The exploratory puzzle solving is also somewhat problematic. Instead of simply having one button designated for interaction and an indicator of what can be interacted with, the Padre utilises a system whereby specific button indicators will appear above certain items, pressing that button will interact with the particular area. In theory this seems like a good idea, but in practice I found that it became increasingly annoying as I moved around in tiny circles next to items trying to make the icon appear and then quickly pressing the correct button before it disappeared. I know that this system has been used in other titles but here it really isn’t responsive enough to be of use and it feels as though the character detection area is too small, particularly when you realise how many suggested interactions are dead ends (as in my encounter with the suit of armour).

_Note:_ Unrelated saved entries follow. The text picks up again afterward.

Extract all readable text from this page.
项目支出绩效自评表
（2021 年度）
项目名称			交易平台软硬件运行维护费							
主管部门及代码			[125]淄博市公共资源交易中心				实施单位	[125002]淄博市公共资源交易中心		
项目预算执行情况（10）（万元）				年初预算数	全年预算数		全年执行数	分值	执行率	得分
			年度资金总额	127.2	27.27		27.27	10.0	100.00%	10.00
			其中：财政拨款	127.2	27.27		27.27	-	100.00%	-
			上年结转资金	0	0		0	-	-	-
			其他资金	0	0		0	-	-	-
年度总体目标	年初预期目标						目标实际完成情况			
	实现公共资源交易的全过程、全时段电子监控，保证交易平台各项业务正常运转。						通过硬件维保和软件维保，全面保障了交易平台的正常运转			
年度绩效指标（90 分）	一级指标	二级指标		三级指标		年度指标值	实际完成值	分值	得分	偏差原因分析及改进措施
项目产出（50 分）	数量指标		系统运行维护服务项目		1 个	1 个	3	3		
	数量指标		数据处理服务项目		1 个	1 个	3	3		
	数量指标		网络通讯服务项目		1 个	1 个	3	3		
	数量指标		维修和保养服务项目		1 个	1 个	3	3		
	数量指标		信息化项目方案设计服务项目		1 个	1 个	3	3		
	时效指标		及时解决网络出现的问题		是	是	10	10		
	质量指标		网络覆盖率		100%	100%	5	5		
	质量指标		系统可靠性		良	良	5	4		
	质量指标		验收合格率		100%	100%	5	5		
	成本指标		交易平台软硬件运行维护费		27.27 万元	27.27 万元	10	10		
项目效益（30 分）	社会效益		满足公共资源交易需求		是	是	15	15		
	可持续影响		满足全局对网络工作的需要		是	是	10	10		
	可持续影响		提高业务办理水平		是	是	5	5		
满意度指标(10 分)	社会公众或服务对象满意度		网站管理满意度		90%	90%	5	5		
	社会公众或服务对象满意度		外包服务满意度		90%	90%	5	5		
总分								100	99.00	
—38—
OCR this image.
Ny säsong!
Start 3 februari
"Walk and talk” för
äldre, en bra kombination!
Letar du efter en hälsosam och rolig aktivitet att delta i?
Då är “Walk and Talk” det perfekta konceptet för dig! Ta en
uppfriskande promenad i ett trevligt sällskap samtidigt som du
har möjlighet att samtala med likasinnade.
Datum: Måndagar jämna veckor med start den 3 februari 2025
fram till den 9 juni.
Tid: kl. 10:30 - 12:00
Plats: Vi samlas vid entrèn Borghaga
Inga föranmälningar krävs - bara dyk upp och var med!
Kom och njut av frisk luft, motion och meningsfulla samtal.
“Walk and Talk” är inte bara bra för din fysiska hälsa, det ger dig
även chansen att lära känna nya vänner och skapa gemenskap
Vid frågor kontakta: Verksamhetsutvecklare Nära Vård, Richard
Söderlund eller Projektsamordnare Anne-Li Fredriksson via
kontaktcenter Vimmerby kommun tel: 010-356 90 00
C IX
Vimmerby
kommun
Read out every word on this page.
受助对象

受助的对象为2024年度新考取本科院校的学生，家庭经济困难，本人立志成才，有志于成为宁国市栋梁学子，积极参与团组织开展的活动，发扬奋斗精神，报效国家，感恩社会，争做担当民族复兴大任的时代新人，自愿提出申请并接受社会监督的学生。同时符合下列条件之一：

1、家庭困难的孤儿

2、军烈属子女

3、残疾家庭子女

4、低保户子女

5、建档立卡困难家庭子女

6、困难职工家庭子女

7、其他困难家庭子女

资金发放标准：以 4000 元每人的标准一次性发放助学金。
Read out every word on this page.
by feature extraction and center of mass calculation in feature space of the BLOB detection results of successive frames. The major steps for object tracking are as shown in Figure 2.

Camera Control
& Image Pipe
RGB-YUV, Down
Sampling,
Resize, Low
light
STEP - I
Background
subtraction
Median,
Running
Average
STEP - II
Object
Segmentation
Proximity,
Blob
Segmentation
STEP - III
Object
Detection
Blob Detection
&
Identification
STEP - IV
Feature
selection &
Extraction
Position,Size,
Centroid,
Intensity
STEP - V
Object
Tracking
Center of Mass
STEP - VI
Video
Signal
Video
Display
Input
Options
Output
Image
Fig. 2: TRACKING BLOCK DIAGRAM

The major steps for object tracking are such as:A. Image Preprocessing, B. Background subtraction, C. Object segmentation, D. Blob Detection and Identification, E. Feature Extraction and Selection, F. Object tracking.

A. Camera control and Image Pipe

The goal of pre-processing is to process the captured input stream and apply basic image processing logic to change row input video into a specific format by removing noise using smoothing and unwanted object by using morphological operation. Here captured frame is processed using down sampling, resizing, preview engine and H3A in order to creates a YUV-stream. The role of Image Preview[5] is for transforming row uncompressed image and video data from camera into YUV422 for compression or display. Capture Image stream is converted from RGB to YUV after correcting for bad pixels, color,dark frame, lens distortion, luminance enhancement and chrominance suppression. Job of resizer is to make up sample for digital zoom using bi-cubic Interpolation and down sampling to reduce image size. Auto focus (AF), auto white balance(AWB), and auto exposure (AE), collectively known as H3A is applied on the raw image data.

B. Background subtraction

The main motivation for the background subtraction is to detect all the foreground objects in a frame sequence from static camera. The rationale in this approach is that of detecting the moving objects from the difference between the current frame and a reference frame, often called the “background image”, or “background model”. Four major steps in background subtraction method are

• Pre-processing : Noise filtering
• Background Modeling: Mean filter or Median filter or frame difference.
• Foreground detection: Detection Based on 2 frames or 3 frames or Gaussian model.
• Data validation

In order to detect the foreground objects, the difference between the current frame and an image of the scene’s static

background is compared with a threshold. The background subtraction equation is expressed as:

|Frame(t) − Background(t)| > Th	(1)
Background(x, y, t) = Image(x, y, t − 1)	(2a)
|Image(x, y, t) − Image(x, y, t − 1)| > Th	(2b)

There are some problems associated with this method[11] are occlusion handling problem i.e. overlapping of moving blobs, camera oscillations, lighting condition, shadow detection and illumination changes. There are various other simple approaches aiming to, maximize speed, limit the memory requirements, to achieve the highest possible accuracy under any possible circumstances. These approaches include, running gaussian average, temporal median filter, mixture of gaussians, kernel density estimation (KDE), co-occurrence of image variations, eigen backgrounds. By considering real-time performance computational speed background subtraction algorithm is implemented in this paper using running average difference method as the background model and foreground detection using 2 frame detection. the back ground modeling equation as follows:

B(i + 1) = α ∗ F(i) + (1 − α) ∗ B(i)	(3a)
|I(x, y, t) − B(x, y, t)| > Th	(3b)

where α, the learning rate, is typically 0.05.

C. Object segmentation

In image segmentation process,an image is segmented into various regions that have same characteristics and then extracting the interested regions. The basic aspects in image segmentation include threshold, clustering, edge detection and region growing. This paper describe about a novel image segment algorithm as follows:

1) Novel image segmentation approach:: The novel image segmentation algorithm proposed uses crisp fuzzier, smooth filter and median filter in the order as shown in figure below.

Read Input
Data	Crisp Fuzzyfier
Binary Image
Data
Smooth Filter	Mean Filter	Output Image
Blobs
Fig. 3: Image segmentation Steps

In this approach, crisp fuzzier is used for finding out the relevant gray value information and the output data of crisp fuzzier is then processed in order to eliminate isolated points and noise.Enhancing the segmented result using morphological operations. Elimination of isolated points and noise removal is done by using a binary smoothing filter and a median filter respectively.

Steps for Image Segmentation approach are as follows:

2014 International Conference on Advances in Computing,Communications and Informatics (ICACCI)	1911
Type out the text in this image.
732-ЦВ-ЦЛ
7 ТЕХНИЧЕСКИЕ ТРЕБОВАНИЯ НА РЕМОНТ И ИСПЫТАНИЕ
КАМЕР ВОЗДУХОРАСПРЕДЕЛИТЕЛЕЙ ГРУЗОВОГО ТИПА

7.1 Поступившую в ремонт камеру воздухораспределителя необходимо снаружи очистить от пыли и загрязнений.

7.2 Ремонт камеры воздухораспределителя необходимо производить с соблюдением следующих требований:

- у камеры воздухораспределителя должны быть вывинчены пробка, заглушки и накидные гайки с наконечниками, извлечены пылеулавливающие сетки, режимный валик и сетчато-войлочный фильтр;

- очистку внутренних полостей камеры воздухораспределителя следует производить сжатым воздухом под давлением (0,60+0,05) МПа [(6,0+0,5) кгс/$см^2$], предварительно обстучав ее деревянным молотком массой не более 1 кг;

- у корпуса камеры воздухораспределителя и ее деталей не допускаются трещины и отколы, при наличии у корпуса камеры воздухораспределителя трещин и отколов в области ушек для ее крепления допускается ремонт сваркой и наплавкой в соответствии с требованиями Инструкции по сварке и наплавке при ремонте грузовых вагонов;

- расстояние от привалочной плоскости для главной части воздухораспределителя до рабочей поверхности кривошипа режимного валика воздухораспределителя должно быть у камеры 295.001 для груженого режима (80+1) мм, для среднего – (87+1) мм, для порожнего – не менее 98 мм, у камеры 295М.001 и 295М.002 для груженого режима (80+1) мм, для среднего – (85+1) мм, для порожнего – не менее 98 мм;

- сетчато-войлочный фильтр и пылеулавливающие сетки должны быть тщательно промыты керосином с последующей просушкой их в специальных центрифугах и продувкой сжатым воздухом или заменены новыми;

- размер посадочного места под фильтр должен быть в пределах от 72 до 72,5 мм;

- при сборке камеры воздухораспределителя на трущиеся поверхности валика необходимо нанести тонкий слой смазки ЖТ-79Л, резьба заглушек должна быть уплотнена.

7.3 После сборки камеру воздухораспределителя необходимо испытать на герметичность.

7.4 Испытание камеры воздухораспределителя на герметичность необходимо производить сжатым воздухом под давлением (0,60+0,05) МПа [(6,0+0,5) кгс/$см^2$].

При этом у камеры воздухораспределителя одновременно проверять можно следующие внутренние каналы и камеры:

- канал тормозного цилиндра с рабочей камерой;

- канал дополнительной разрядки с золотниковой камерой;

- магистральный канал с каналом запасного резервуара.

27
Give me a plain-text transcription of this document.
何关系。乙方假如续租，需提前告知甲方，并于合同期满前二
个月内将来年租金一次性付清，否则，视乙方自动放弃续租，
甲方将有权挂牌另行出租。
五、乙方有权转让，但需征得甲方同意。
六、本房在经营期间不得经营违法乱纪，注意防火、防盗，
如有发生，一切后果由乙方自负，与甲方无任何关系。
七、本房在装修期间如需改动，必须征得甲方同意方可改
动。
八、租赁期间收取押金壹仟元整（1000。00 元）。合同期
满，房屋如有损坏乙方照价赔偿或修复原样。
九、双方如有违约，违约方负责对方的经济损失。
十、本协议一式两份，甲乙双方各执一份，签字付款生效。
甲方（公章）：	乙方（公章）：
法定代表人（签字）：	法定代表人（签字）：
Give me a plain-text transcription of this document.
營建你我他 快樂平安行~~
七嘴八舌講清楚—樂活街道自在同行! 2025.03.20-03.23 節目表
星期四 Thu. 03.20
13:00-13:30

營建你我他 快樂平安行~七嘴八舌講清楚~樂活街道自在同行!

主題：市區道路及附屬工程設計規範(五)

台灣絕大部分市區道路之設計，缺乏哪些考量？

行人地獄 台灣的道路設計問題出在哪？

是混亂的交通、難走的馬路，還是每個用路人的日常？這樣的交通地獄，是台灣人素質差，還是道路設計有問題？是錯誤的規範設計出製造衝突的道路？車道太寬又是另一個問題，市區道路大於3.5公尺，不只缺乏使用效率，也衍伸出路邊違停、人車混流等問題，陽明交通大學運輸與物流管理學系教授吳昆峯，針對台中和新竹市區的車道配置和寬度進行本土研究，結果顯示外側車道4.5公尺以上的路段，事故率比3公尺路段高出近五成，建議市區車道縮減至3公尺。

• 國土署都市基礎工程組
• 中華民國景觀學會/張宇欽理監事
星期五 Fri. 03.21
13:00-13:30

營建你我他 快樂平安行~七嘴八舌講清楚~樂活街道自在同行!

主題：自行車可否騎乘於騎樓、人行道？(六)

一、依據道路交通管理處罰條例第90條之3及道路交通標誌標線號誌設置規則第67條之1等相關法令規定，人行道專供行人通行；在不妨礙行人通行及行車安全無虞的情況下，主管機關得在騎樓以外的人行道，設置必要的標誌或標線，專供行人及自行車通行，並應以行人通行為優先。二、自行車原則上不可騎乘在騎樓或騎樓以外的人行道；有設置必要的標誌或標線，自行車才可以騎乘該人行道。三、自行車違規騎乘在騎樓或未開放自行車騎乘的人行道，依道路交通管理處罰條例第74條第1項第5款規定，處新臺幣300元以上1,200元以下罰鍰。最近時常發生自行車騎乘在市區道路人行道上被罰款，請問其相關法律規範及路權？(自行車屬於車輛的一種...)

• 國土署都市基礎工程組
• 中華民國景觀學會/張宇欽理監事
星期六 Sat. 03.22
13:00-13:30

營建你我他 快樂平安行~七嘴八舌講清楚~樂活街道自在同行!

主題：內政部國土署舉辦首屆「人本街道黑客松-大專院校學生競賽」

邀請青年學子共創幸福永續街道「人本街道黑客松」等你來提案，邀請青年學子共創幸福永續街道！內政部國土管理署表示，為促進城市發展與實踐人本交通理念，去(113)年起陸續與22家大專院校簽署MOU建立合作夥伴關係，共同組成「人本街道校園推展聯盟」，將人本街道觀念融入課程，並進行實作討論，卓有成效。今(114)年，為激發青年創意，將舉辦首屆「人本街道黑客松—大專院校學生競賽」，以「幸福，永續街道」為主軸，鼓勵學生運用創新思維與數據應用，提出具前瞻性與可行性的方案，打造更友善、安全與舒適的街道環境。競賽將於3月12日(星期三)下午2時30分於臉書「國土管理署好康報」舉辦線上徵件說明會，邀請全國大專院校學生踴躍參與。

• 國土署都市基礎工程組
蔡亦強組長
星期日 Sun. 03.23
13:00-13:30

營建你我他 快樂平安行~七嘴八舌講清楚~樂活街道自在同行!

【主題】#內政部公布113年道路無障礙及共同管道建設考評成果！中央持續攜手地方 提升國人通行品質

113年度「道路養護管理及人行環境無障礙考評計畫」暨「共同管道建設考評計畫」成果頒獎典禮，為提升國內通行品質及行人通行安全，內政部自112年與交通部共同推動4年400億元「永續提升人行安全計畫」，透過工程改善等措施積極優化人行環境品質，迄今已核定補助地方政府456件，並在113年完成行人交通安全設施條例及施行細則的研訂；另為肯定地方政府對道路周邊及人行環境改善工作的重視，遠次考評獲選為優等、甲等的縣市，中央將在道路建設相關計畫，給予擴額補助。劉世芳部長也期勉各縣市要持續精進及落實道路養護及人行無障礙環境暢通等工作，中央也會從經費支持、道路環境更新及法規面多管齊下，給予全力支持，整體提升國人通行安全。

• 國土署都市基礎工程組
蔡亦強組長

A further minor complaint, I personally felt that the use of vibration through the controllers was overused and that meant that far from getting an early warning of something important or dangerous, I began to ignore it and attempt to use only what I could see. Given the graphical style this did mean that my ability to really strategise was minimised and I was forced to play in a more reactionary way.
View some screenshots from The Padre in our gallery:
Overall, The Padre is a charming game, one which I am sure will delight many survival horror fans, particularly those whose interest was piqued at the beginning of the genre. The control system is a real let down and does sorely detract from what could have been a unique and enthralling title. If you are interested in this style of game, definitely give it a go, but I won’t be counting this amongst one of the many hidden gems in the Switch library.
The Padre was reviewed using a digital code supplied by the publisher.